A eternização de Putin no poder, foi um dos motivos pelo qual Merkel se candidatou a mais um mandato. Mas não foi o único. O nacionalismo continuava a crescer: não só na Rússia, mas também na China, no Reino Unido, na Polónia, na Hungria, na Turquia e, até, na própria Alemanha. Mais, nos Estados Unidos também - com a chegada de Donald Trump. Enquanto Putin mantinha uma guerra em lume brando, na Ucrânia, os Estados Unidos escolheram um presidente incendiário. "Sabe, a Alemanha não fez quase nada por vocês", disse Trump no primeiro encontro com Volodomyr Zelensky. Também não foi surpreendente. Trump é especialista no insulto, na fanfarronice e, sobretudo, na ignorância. No final do primeiro encontro, com Trump, na Casa Branca (em que o novo presidente americano defendeu que "A UE é pior do que a China, só que mais pequena"), Angela Merkel afirmou, aos jornalistas: "A próxima década nos dirá se aprendemos com o passado". Fez uma pausa e acrescentou: "Ou não". Já antevíamos a resposta. Agora temos a certeza. Infelizmente, é "Ou não".
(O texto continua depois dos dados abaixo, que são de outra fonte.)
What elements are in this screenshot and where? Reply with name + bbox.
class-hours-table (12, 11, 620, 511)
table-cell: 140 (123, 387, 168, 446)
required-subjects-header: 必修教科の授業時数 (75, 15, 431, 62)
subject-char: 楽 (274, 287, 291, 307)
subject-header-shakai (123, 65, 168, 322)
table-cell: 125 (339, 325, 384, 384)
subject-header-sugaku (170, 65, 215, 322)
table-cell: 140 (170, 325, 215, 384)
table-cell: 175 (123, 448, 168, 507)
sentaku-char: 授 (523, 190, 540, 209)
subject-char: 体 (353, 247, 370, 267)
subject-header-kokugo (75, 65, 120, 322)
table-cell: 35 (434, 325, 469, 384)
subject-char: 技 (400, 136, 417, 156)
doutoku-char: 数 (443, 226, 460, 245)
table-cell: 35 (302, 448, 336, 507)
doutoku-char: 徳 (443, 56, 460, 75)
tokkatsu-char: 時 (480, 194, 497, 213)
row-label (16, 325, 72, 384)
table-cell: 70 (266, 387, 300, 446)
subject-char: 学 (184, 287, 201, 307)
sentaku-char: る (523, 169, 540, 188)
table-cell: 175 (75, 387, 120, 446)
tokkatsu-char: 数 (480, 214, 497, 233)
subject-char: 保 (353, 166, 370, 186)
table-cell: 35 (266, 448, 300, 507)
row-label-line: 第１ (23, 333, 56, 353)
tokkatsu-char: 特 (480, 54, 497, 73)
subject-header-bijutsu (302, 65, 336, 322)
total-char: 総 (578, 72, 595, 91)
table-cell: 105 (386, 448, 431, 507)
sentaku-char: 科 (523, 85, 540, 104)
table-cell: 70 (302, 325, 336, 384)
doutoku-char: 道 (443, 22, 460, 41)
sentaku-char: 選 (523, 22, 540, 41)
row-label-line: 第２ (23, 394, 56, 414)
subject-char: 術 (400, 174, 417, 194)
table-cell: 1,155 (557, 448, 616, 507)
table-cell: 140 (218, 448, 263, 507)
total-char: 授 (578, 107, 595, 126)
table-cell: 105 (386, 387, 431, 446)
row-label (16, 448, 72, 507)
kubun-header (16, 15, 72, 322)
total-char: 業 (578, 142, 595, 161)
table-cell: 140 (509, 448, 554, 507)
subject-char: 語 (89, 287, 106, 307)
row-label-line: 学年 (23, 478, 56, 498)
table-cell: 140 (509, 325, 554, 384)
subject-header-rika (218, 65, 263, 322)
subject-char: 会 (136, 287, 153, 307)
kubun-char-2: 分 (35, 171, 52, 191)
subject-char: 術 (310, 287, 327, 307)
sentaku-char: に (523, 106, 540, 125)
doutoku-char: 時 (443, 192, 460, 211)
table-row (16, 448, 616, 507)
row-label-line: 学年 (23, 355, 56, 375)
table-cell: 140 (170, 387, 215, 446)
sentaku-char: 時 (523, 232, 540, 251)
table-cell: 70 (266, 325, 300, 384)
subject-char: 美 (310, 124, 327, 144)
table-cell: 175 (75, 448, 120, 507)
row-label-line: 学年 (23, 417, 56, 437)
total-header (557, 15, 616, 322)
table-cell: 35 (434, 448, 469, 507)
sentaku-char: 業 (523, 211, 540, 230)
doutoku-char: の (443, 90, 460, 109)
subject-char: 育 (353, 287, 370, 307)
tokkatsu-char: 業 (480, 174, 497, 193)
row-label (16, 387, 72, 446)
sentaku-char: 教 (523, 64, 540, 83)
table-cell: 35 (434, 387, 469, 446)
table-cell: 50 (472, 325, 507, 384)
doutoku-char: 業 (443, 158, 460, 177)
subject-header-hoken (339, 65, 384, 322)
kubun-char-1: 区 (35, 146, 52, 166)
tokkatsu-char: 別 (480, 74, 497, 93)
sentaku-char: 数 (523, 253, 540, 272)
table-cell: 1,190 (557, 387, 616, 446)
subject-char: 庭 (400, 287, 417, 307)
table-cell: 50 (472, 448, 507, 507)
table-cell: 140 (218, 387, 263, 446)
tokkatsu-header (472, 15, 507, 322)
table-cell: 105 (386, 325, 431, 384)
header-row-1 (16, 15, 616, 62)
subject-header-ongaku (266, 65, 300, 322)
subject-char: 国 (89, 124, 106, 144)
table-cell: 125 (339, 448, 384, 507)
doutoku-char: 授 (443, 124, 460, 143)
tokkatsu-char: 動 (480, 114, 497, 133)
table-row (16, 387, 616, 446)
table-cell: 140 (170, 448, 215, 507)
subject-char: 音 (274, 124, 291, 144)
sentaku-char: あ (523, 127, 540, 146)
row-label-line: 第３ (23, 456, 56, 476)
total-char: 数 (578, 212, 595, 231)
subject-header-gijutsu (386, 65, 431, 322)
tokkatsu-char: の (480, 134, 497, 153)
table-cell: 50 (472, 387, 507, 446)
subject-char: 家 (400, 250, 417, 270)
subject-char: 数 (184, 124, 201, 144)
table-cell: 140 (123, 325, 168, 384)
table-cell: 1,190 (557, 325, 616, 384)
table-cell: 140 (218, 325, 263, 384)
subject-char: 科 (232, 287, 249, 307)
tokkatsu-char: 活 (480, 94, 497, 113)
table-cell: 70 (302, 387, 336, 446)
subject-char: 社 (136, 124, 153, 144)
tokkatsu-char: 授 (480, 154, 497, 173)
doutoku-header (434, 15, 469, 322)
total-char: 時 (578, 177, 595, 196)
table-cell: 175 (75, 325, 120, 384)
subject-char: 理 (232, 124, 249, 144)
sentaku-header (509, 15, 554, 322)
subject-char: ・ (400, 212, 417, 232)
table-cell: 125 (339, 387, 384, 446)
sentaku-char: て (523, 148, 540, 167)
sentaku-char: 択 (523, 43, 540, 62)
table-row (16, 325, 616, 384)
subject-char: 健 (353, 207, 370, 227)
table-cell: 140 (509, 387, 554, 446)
Por estes dias, a minha rádio voltou a passar a canção "Russians", de Sting. A canção marcou o ano de 1985. Estávamos em plena guerra fria, cheios de medo da guerra nuclear. A União Soviética estava em queda livre e Reagen andava com a cabeça nas nuvens. Os Estados Unidos lançaram um programa para impedir uma guerra nuclear, a partir do espaço. Tinha o nome, oficial, de Iniciativa Estratégica de Defesa, mas ficou conhecido, popularmente, como "Guerra da Estrelas". Este nome dava-nos uma ideia de ficção, de uma brincadeira de crianças muito, muito perigosa. "Russians" fala de Reagan, de Khrushchev, de uma guerra "invencível", do brinquedo mortal (bomba atómica) de Oppenheimer, do amor pelas crianças. A canção passava, muitas vezes, antes ou depois do telejornal e dava-nos arrepios. Os mesmos que sinto, por estes dias, em que voltámos a ouvir "Russians", pelas piores razões.